Friedrich Engels (1820-1895) was the German philosopher and politician who founded modern communism together with Karl Marx. Some authors believe that the key to understanding the thought of Friedrich Engels is precisely his biography, because it was his youthful development that marked much of his work.

Next we will make a brief review of the biography of Friedrich Engels , and we point out some of his main works and contributions to the philosophical, political and economic thought of the 20th century.

Friedrich Engels, biography of a revolutionary

Friedrich Engels was born on November 28, 1820. He was the eldest of eight siblings and belonged to a family that owned mills in Barmen, a northern part of Prussia that is now part of Germany, and which had significant industrial development at that time.

Son of a textile manufacturer, Engels soon became concerned about the general conditions of the manufacturing industries and the situation of the working class . During his adulthood he worked within this sector, which inspired him to start writing some of his main works.

Although he had been brought up in a Protestant family, Engels came closer to atheistic beliefs. The latter caused him some conflicts with his parents and especially with his mother.

The same thing happened when he had to leave school and his father sent him to work as a clerk in a commercial house. Both his mother and father expected him to develop a business career, just as they had done. However, Engels was already developing some activities that were considered revolutionary and inciting to collective organization , which disappointed his parents again.

In 1844 he met Karl Marx in Paris, just before settling in England after some failures of the revolutions of the same decade. In fact, during his stay in England, Engels worked for the textile industry where his father was a shareholder . The latter considered that perhaps if Engels worked in that industry, this would serve to appease the radical teachings he had received at school.

Engels continued to work with Marx many years later , even helping him to finance the first volume of his main work: The Capital (Das Kapital), in 1867, and provided him with a livelihood, since Marx had serious difficulties in living autonomously because of the beto imposed on him by the large families with power over the economy and politics.

Most important work and intellectual contributions

There is much debate about Engels’ relationship to pre-1850 Hegelian philosophy , as well as his relationship to his working class capitalist family. He even signed some of his works under the pseudonym of Friedrich Oswald, to avoid connecting his Protestant and business family with the provocation of his writings.

Among other things, Friedrich Engels contributed very important discussions on some notions of nationality, military and scientific affairs, industrial operations. And perhaps two of his great contributions to the philosophical tradition of the West are historical materialism and dialectical materialism .

Engels also took a stand against the institution of marriage because he considered it unnatural and unjust.
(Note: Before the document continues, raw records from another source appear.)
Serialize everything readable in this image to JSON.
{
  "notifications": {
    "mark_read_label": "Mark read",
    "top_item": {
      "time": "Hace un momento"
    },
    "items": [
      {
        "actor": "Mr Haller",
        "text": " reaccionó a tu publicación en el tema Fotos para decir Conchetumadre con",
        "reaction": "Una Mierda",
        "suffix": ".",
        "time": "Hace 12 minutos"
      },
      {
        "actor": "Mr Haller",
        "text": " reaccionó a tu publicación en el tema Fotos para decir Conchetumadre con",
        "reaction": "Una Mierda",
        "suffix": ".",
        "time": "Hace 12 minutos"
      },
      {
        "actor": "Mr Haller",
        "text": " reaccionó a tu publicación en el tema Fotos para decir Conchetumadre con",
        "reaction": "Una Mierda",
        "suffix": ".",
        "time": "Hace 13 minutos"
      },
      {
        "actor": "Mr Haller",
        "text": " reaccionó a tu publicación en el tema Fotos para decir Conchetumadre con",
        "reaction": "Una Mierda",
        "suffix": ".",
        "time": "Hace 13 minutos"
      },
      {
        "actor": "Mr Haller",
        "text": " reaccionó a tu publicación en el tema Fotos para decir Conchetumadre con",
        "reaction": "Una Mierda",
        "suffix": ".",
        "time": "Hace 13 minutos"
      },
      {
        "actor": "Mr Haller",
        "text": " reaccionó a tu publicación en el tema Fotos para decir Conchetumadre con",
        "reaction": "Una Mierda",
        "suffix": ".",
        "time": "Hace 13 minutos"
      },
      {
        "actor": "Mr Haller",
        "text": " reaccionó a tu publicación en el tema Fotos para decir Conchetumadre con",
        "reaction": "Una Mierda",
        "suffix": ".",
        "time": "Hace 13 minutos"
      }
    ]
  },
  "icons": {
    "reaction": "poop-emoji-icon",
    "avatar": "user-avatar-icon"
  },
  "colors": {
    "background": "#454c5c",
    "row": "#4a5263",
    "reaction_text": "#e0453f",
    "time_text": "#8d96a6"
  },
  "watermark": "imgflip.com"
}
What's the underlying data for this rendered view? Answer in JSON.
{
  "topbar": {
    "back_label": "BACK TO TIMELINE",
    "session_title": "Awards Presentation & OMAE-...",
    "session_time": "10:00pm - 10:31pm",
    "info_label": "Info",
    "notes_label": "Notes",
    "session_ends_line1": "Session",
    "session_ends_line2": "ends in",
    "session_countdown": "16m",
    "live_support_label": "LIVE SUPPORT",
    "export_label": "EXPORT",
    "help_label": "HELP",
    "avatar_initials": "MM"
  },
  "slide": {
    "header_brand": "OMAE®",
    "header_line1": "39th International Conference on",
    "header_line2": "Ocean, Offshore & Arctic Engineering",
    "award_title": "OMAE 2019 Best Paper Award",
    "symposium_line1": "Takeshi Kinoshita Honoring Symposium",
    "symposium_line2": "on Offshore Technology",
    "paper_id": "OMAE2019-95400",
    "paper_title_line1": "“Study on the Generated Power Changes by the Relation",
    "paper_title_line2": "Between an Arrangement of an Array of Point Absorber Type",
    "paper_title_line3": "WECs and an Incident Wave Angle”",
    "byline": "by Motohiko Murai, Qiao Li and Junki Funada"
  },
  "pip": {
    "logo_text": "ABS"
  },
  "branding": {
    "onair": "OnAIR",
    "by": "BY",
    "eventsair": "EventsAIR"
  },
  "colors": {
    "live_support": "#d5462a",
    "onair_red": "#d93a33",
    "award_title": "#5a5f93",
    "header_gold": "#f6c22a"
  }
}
He maintained this conviction in spite of his long relationship with Mary Burns, who also helped him to enter the working class in England.

Several of his observations and notes on the British working class provided key insights into the terrible working conditions they faced. From there he also became involved with politicians and journalists with whom he shared radical thoughts for the time.

It was until 1845, when he began to formulate, together with Marx, a materialistic interpretation of history, in which he proposed the eventual consolidation of a communist society . They spread the same through different groups, mainly working class, within Germany, France and England.

Eventually, the Communist Congress in London adopted several of his ideas, and authorized him to begin outlining the principles of communism. Thus, the first part of the Communist Manifesto (The Manifest der kommunistischen Partei) was published on February 21, 1848. This text is mainly written by Marx, but includes many of Engels’ definitions of communism.

Other key texts and important books by Engels

The first work published by Engels was not an academic text, but a poem entitled The bedouin , which was included in the 1838 edition of Bremisches Conversationblastt.

His most popular work began in the 1840s, with The Holy Family (1844), which was a critique of the “Hegelian youth” , which was a very popular academic circle evidently influenced by the philosopher Georg Wilhelm Friedrich Hegel. He later published The Situation of the Working Class in England (1845), which contains several of the beginnings of socialism and its development, and is therefore considered one of the classic texts.

Later he published the work From Utopian Socialism to Scientific Socialism (1880), where he criticizes socialist utopias and offers an explanation of capitalism from the point of view of social and economic development and progression understood by historical materialism.

Finally, he publishes The origin of the family, private property and the state (1884), where he contextualizes capitalism with the institution of the family. This work was developed in the stage considered the apex of Engels’ intellectual development, and contains a powerful historical vision of the family in relation to the subject of class, gender and private property .

Bibliographic references:

  • Craver, T. (1990). Friedrich Engels: his life and thought. Macmillan: USA.